Green chiles are ready for harvest in August when pods become firm, glossy green, and resistant to squeezing pressure. Leave some green pods on the plant to fully mature - red chiles can be harvested when a red color develops over the whole pod, by September. Use a knife or scissors to cut red or green chiles from the plants. Leave at least one inch of stem. Tie red chiles from the stem onto wire strands for drying. These "ristras" are very decorative, and should be hung outdoors in an area with good air circulation and full sun. Dried red pods can be ground up into powders or more coarsely ground pods can be used in sauces.

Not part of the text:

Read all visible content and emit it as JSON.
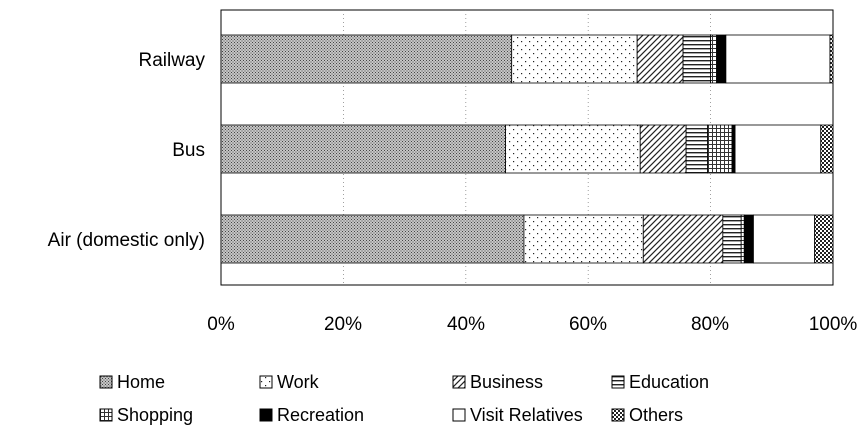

Remove the thin outer skin of green chiles by blistering or roasting them on an outdoor grill. (When working with larger quantities, find a local vendor to roast them in large rotating bins equipped with propane burners). Place on a hot grill and turn chiles frequently, so all sides get blistered. Then, for crisp chiles, plunge them into an ice water bath. For more thoroughly cooked chiles, place blistered pods in a plastic bag or into a pan covered with a damp towel for 10 minutes; this allows "steaming." Before peeling chiles, put on thin rubber gloves or coat hands with butter. Keep hands away from eyes. Capsaicin burns hands and eyes just as it creates a hot sensation when eaten. To peel blistered pods, start at the stem end, peel skin down. Remove seeds and stems if desired. (Leave stems if green chiles will be used in rellenos.) Peeled chiles can then be used fresh or they can be frozen, canned or dried.